This is how I always think of my Dad. These pictures were taken in the mid 1980s.
Oh my goodness, I am so overwhelmed by all of your responses to my prayer request! I want you all to know how much it means to me that my family is being lifted up in this way! I have seen God work in some mighty things over the last few days and I am trying to process it all. What I know for sure is that God is near me and He is working in my life!
First let me tell you a little something about my Dad. His mother died when he was 12. A year later his older bother was placed in a State Mental Hospital due to epileptic seisures and a behavior disorder. His father was cold and distant. Through all of this my Dad had a great sense of humor. He loved to tease people and play practical jokes. Some of his jokes were over the top and some people would call them irresponsible. But that is my Dad.
We were only a family for a short time. I only remember bits and pieces. I remember he would tell me if I wished really hard, the magic fairy would leave chocolate milk and donuts on the front porch. This happened several times and I loved it. Till the time he told me to go look for them and they weren't there (he had hidden them on the balcony). That is his sense of humor.
He was a policeman when I was young. I remember at lunch one day a helicopter circled our house and through a megaphone we heard: "come out with your hands up!" That was Dad. He got in trouble with the police dept. for that one. Another time he wore his gas mask home to scare my little sister, he got in trouble with my mom for that one.

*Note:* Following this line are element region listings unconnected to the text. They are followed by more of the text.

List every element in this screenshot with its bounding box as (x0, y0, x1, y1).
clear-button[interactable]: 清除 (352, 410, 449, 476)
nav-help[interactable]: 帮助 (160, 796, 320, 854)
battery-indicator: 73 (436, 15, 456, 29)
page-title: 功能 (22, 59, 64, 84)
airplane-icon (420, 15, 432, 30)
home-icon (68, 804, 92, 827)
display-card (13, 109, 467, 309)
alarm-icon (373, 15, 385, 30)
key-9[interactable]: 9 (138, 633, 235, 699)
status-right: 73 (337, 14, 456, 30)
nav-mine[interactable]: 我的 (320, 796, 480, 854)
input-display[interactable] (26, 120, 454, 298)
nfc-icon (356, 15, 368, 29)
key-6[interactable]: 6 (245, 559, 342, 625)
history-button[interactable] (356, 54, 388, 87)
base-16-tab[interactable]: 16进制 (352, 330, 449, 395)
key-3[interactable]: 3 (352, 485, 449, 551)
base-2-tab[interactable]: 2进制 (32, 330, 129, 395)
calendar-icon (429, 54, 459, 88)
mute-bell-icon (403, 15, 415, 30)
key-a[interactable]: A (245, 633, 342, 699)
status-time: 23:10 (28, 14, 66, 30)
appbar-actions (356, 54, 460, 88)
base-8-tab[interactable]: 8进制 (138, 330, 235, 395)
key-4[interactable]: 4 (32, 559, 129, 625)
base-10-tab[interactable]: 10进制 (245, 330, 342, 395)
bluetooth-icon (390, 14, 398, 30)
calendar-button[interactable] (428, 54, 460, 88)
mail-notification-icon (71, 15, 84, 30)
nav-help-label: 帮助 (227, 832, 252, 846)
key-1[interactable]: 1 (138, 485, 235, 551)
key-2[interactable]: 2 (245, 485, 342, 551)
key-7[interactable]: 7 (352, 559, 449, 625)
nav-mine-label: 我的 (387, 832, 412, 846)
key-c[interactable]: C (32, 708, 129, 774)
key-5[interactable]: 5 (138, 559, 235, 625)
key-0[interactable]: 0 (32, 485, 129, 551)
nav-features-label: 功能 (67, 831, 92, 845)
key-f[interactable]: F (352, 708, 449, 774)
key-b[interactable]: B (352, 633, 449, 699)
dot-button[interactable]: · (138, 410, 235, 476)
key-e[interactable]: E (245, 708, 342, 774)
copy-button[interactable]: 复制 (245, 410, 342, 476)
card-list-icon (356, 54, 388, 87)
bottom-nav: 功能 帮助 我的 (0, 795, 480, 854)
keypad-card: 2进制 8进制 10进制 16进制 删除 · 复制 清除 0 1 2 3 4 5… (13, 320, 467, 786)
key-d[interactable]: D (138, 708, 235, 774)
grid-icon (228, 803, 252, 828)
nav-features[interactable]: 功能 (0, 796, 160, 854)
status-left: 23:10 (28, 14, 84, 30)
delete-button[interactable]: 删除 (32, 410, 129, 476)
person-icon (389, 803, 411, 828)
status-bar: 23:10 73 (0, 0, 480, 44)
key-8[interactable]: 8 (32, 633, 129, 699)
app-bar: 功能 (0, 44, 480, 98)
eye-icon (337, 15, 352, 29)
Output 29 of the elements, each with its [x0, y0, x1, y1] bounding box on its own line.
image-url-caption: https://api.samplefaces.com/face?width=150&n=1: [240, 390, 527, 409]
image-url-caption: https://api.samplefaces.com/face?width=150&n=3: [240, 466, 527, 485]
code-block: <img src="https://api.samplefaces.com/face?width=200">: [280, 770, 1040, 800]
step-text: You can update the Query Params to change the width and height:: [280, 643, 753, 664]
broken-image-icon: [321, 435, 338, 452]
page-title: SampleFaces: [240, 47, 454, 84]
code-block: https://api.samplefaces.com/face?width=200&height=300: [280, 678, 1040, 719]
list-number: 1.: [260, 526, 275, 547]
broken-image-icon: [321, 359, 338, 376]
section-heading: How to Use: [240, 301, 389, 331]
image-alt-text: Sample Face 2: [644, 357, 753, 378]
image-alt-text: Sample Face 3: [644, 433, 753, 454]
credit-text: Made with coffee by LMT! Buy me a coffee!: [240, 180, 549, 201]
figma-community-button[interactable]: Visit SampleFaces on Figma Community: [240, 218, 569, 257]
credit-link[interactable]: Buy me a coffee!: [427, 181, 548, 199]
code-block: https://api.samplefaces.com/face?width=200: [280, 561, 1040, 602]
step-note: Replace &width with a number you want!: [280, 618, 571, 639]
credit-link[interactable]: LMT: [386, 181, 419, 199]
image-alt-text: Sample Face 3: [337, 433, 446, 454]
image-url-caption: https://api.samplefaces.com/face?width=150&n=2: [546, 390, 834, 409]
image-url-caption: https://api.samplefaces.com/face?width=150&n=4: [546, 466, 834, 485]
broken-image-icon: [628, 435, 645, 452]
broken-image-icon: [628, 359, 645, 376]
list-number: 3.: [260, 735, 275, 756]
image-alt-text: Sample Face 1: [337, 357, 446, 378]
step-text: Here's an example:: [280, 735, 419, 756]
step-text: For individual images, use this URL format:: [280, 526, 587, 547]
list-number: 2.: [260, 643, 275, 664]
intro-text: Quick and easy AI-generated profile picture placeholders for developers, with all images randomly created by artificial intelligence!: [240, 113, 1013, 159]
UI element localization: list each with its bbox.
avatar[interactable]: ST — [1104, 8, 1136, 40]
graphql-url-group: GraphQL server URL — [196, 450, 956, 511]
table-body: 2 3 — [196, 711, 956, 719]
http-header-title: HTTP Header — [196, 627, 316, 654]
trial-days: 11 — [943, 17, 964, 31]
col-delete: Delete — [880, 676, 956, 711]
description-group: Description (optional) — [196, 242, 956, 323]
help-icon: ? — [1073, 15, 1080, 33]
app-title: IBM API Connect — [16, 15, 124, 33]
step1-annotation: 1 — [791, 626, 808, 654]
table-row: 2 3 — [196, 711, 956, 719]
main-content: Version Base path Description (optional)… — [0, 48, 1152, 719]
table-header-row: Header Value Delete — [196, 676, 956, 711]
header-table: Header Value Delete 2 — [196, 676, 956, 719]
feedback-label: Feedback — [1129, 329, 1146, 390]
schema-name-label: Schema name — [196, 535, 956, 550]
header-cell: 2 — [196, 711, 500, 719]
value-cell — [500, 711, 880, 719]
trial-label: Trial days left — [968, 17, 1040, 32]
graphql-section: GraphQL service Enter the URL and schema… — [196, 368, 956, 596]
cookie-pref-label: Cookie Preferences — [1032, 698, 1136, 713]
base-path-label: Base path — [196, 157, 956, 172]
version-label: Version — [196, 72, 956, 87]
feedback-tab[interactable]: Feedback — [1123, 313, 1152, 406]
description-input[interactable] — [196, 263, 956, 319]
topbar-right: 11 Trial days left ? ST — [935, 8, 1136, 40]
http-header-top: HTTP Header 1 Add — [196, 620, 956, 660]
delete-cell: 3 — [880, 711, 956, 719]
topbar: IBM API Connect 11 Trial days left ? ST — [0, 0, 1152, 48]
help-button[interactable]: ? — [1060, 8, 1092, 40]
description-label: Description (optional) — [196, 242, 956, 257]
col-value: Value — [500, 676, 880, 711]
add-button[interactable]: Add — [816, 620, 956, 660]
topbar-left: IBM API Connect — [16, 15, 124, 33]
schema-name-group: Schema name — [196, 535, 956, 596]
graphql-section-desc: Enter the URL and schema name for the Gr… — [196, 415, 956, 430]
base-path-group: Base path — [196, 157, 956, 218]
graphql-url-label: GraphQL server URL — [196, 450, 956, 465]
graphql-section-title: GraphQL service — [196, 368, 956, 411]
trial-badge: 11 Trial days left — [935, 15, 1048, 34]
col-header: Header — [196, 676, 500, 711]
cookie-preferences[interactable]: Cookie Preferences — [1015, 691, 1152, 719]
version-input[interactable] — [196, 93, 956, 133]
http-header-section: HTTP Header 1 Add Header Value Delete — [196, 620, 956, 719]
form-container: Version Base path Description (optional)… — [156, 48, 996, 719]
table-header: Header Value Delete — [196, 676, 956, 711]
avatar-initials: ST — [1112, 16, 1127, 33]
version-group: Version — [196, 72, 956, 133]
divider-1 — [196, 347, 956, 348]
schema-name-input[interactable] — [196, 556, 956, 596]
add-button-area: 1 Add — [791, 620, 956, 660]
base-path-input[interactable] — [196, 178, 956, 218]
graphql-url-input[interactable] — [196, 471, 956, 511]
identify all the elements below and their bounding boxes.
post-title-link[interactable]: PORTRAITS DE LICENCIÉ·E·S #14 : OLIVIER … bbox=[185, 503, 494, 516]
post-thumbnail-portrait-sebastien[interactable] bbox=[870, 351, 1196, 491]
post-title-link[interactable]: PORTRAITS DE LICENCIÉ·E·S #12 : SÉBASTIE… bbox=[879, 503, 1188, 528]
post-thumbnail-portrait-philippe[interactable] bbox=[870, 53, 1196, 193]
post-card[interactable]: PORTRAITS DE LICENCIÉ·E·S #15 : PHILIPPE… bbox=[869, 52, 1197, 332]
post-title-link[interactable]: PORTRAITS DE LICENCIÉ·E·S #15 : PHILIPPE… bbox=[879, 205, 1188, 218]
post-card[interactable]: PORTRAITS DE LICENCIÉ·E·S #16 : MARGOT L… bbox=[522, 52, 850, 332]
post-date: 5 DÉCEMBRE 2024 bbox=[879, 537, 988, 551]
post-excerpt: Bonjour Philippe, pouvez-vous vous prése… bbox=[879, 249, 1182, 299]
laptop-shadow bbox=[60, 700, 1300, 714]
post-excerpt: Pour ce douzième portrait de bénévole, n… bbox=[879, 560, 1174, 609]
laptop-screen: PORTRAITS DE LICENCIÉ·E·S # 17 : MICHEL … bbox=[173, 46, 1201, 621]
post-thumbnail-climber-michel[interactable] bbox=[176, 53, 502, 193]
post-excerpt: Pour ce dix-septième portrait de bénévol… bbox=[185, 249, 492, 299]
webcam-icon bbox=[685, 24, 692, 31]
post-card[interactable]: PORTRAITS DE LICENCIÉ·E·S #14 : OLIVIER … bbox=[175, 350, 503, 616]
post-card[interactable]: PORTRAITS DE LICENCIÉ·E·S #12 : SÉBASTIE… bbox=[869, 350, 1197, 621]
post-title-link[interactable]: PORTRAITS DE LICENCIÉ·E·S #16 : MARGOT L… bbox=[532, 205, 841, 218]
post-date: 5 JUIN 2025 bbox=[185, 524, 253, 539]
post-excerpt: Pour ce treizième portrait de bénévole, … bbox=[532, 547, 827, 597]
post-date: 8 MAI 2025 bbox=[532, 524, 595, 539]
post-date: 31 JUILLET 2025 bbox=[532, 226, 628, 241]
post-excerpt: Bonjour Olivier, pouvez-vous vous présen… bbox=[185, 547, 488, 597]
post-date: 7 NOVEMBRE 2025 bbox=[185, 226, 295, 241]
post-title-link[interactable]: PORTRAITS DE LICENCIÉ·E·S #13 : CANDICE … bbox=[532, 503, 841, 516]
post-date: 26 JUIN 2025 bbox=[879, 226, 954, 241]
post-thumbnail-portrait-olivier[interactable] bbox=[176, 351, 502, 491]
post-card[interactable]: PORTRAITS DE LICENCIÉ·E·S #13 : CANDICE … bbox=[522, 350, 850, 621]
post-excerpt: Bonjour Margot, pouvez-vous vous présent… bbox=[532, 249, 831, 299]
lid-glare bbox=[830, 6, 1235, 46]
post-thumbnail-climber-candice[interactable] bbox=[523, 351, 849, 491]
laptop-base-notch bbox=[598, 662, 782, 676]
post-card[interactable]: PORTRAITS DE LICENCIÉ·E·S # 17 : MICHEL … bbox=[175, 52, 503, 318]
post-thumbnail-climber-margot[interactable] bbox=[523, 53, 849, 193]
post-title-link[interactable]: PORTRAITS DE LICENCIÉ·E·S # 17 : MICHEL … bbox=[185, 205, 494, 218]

Anyway, when I was 7 my Dad found a job in sales. He met a woman at work and left us behind. They moved to California and we rarely saw him or heard from him. I did live with him and his girlfriend when I was in 8th grade. He owned a sailboat and we would spend weekends sailing on the ocean together. His girlfriend hated the water so it was just the two of us. And lots of beer. At that time he was already drinking heavily and was very moody. I moved home to Kansas.
He married and divorced 3 more times after that. I didn't see him much. Sometimes I got a very late birthday card but not often. I vascilated between anger, sadness and bitterness. He was going on cruises and vacations and didn't ever seem to think about his children. I feel like I have spent a lifetime crying for him. I wanted his attention and approval so badly. I finally realized that he has given me all he knows how to give.
My dad used to be very vain. He would primp for an hour before leaving the house. He took a lot of pride in how he looked and I always thought he was so very handsome. He reminded me of Ted Danson on cheers.
Unfortunately, you can't live the lifesyle he has lived and not pay a heavy price. I have watched him go in and out of rehab for several years. He now struggles to get by, both physically and financially. His body is old and weak. I have prayed and prayed that God would work a miracle and free him from the addictions that tormented him. Alcohol, cigarettes and eventually gambling. Satan has had a field day with my Dad.
I know that when he was in California he had a boss that took him to church. There my Dad said he accepted Christ and was baptised. A couple of years ago I talked with him and he assured me he knows the Lord. But his life wasn't showing it. How could I be sure?
A little over a month ago my Dad entered rehab again. He defeated his addictions and has been free from alcohol and cigarettes for 6 weeks now. I spoke with him while he was there. I told him I love him and how proud I am of him.
Tuesday morning he couldn't breathe and had tightness in his chest. An ambulance took him to the hospital. He had suffered a mild heart attack and was placed on oxygen to help him breathe. Wednesday afternoon he suffered another heart attack and was placed on a ventilator. The doctors have said it doesn't look good. My sister has gone to see him and I am waiting to hear what happens next.
Last night I prayed that somehow I could know where he is at with God. Will he go to heaven? Does he believe? I was led to an email that he had sent me last year. A friend of mine had just passed away and this is what my Dad's email said.............
My darling daughter Kelley,
I was so sad to read your latest email about your friend, Mary.
In all of the turmoil that life on earth presents, it is sometimes easy to question God's plan for life. I am convinced there is a reason to every end of life on earth if only to imagine a life after, filled with joy and happiness. That is the answer to our prayers. Hard to understand sometimes.
Love you,
Dad
Do you think that was my answer from God? I found another email I had kept that said in part.....
I can't sleep at night. Was up at 4am today. Worrying about my finances and my loss of esteem with family. It goes right along with my problems with alcohol. I tuned in to a religious music station on the radio and I began to sob and sing to the words of the songs that I knew.
My heart has felt a little more at ease after re-reading these emails. What a treasure they turned out to be. I am also grateful that whatever the outcome he beat the addiction to alcohol, cigarettes and gambling. Satan, you are a defeated foe and you could not win this one! Praise the Lord and give Him the glory! My Dad will be healed and whole, one way or another!!!